I saw -- you all were really nice about it! I was thrilled. It's been an interesting thing because I'm obviously incredibly proud of it, but I know a lot of people have a lot of different opinions since it's based on a beloved franchise. The fact that people seem to be responding so well -- beyond that it's a project that I'm very passionate about, that I feel like I protected the thing I worked on before -- is very exciting for me.
But we have to wait until midseason! Are you all happy to have the extra time to get it up and running?
We're thrilled. It's really giving us the time to do it right. We're actually going to craft the first season the way we would've crafted an HBO season of "Sex and the City," so I'm thrilled. I know for people who are excited to see it, it's disappointing, but we're very excited.

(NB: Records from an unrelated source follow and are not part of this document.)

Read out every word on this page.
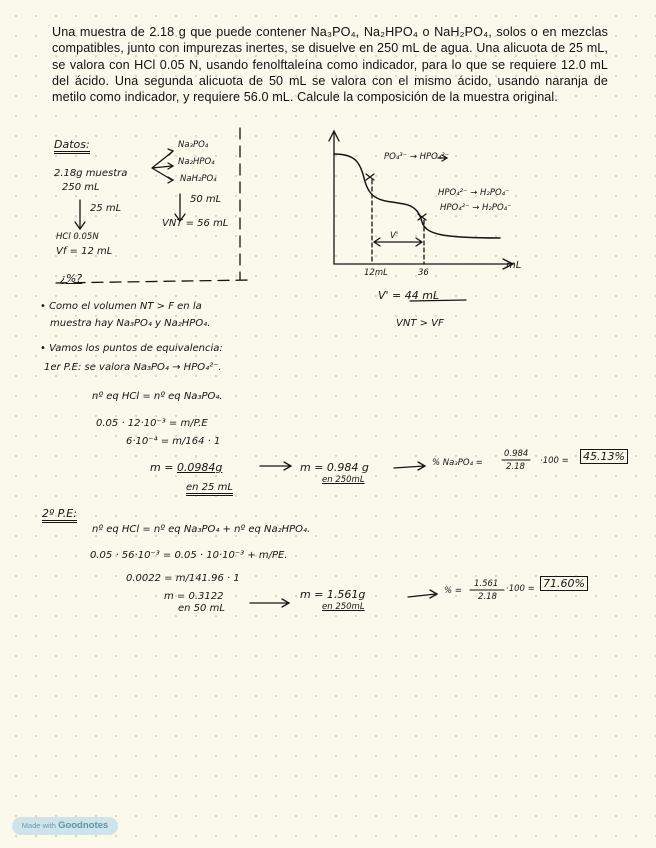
Una muestra de 2.18 g que puede contener Na₃PO₄, Na₂HPO₄ o NaH₂PO₄, solos o en mezclas compatibles, junto con impurezas inertes, se disuelve en 250 mL de agua. Una alicuota de 25 mL, se valora con HCl 0.05 N, usando fenolftaleína como indicador, para lo que se requiere 12.0 mL del ácido. Una segunda alicuota de 50 mL se valora con el mismo ácido, usando naranja de metilo como indicador, y requiere 56.0 mL. Calcule la composición de la muestra original.

Datos:
2.18g muestra
250 mL
Na₃PO₄
Na₂HPO₄
NaH₂PO₄
25 mL
50 mL
HCl 0.05N
Vf = 12 mL
VNT = 56 mL
¿%?
PO₄³⁻ → HPO₄²⁻
HPO₄²⁻ → H₂PO₄⁻
HPO₄²⁻ → H₂PO₄⁻
V'
12mL	36
mL
V' = 44 mL
VNT > VF
• Como el volumen NT > F en la
muestra hay Na₃PO₄ y Na₂HPO₄.
• Vamos los puntos de equivalencia:
1er P.E: se valora Na₃PO₄ → HPO₄²⁻.
nº eq HCl = nº eq Na₃PO₄.
0.05 · 12·10⁻³ = m/P.E
6·10⁻⁴ = m/164 · 1
m = 0.0984g
en 25 mL
m = 0.984 g
en 250mL
% Na₃PO₄ =
0.984
2.18
·100 = 45.13%
2º P.E:
nº eq HCl = nº eq Na₃PO₄ + nº eq Na₂HPO₄.
0.05 · 56·10⁻³ = 0.05 · 10·10⁻³ + m/PE.
0.0022 = m/141.96 · 1
m = 0.3122
en 50 mL
m = 1.561g
en 250mL
% =
1.561
2.18
·100 = 71.60%
Made with Goodnotes
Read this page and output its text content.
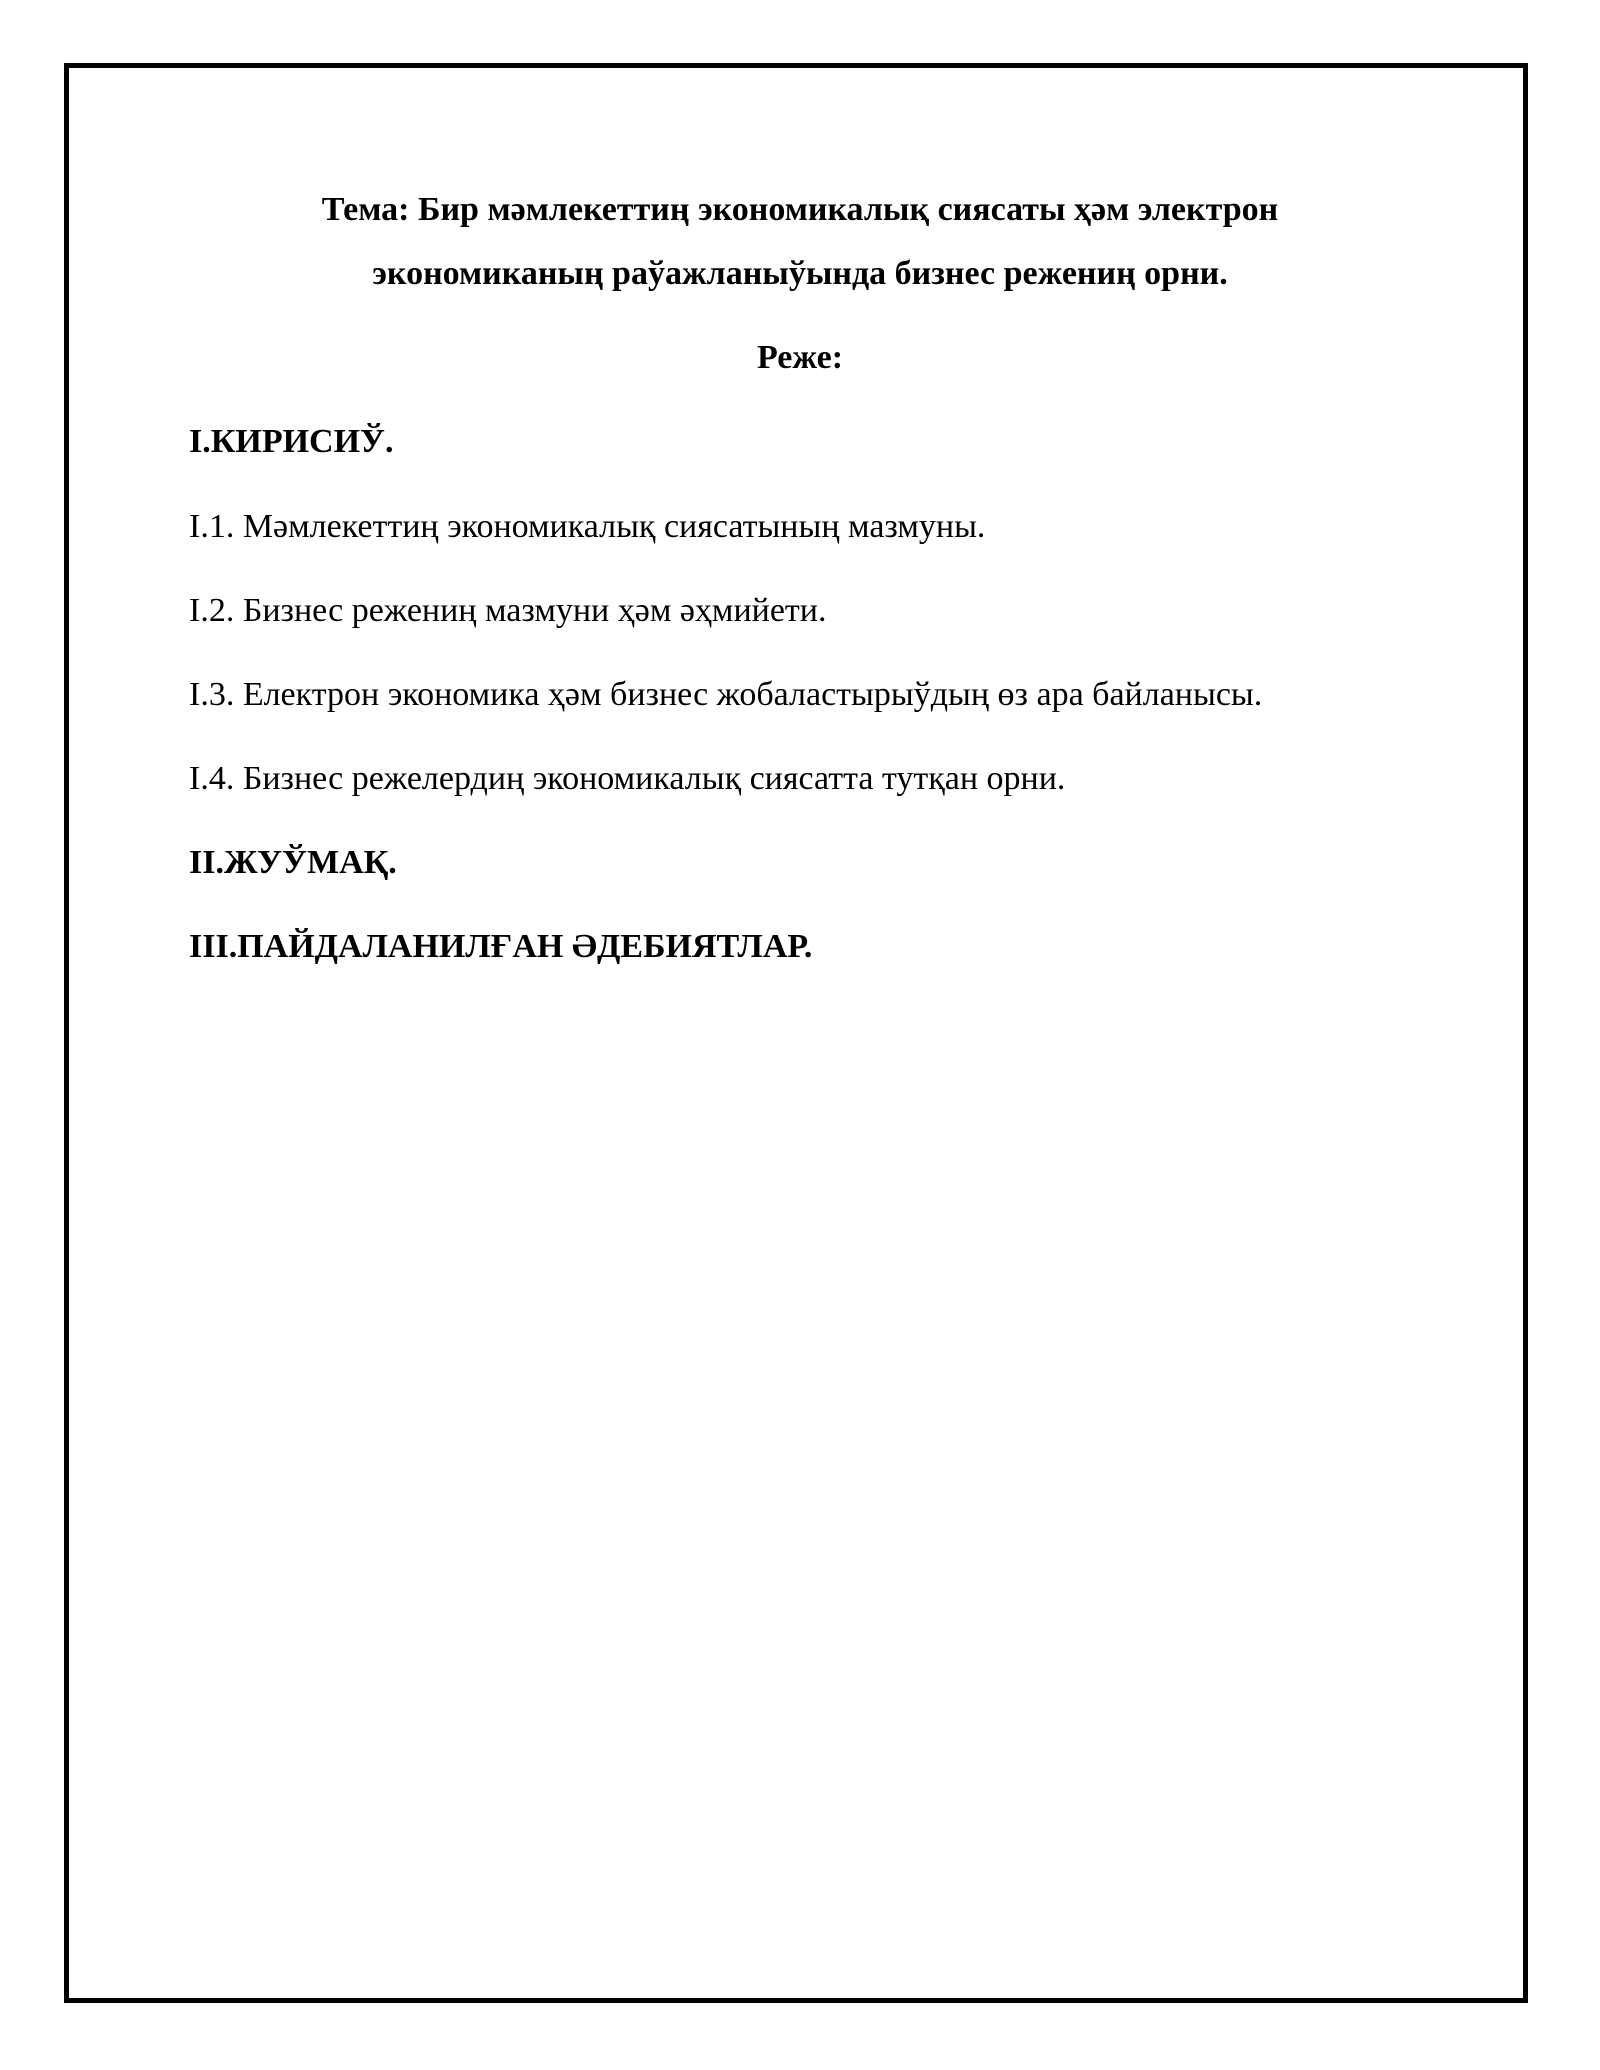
Тема: Бир мәмлекеттиң экономикалық сиясаты ҳәм электрон
экономиканың раўажланыўында бизнес режениң орни.
Реже:
I.КИРИСИЎ.
I.1. Мәмлекеттиң экономикалық сиясатының мазмуны.
I.2. Бизнес режениң мазмуни ҳәм әҳмийети.
I.3. Електрон экономика ҳәм бизнес жобаластырыўдың өз ара байланысы.
I.4. Бизнес режелердиң экономикалық сиясатта тутқан орни.
II.ЖУЎМАҚ.
III.ПАЙДАЛАНИЛҒАН ӘДЕБИЯТЛАР.
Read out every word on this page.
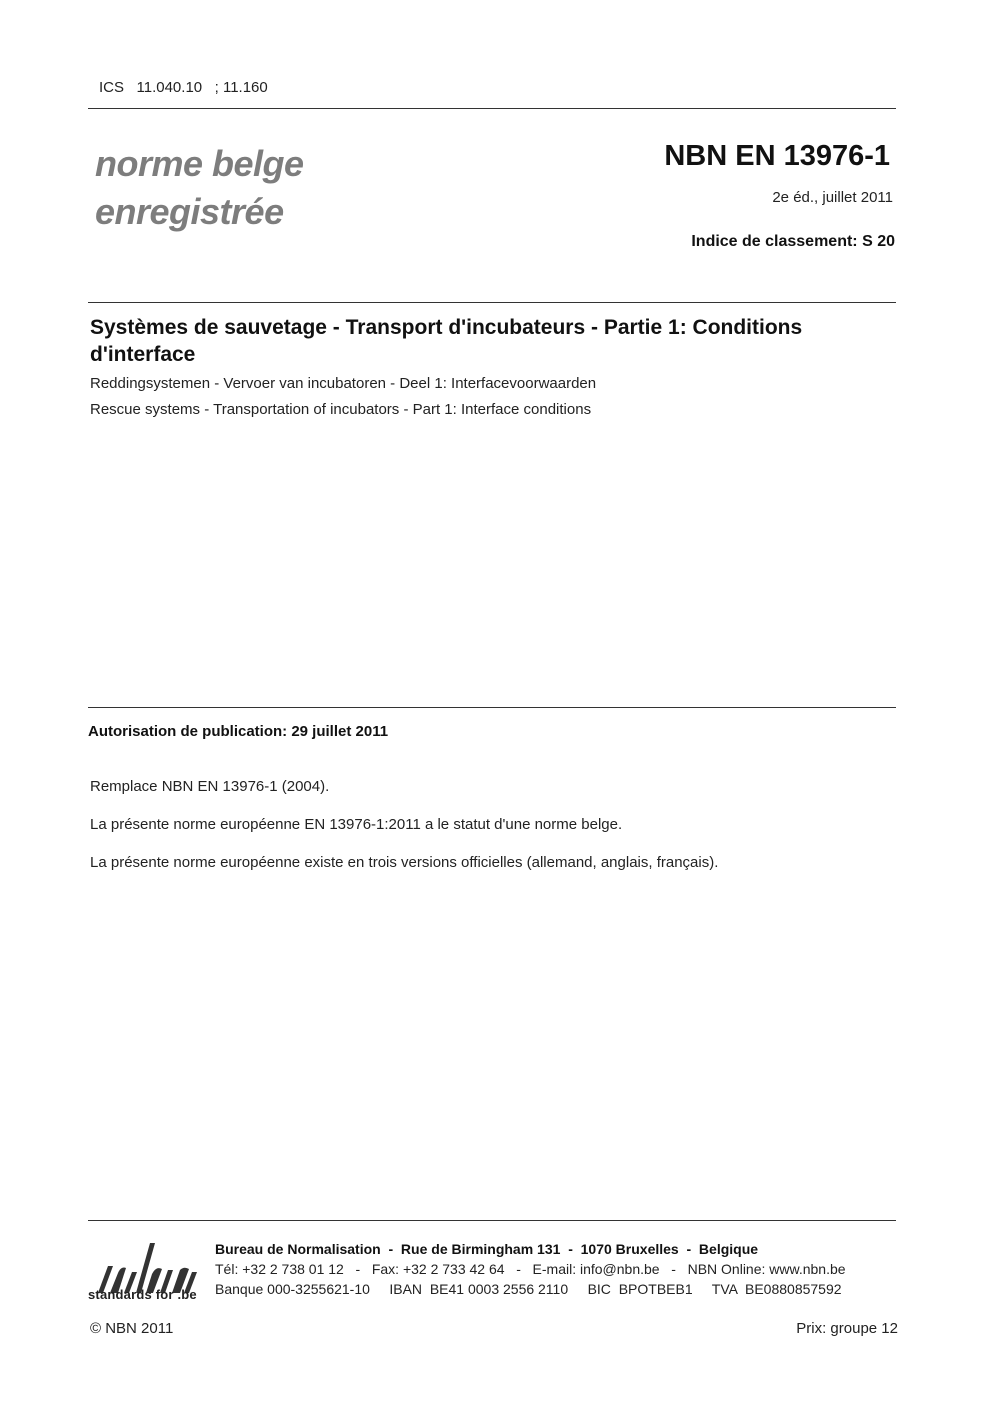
ICS   11.040.10   ; 11.160
norme belge
enregistrée
NBN EN 13976-1
2e éd., juillet 2011
Indice de classement: S 20
Systèmes de sauvetage - Transport d'incubateurs - Partie 1: Conditions d'interface
Reddingsystemen - Vervoer van incubatoren - Deel 1: Interfacevoorwaarden
Rescue systems - Transportation of incubators - Part 1: Interface conditions
Autorisation de publication: 29 juillet 2011
Remplace NBN EN 13976-1 (2004).
La présente norme européenne EN 13976-1:2011 a le statut d'une norme belge.
La présente norme européenne existe en trois versions officielles (allemand, anglais, français).
standards for .be
Bureau de Normalisation  -  Rue de Birmingham 131  -  1070 Bruxelles  -  Belgique
Tél: +32 2 738 01 12   -   Fax: +32 2 733 42 64   -   E-mail: info@nbn.be   -   NBN Online: www.nbn.be
Banque 000-3255621-10     IBAN  BE41 0003 2556 2110     BIC  BPOTBEB1     TVA  BE0880857592
© NBN 2011	Prix: groupe 12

I feel like you can't do anything "Sex and the City"-related without Kim Catrall saying what kind of part she'd like to play in it ...
[Laughs.] Totally! Those are four women who really love the show and appreciate all the things that came with it. I couldn't be happier that I was part of something that actors still feel proud to have been a part of.
Has there been any talk of trying to give them little cameos, as a wink and a nod to the audience?
We haven't discussed that as of yet. I don't know ... I'm not sure ... it really never entered my mind because it feels like it would break the fourth wall. But who knows -- maybe!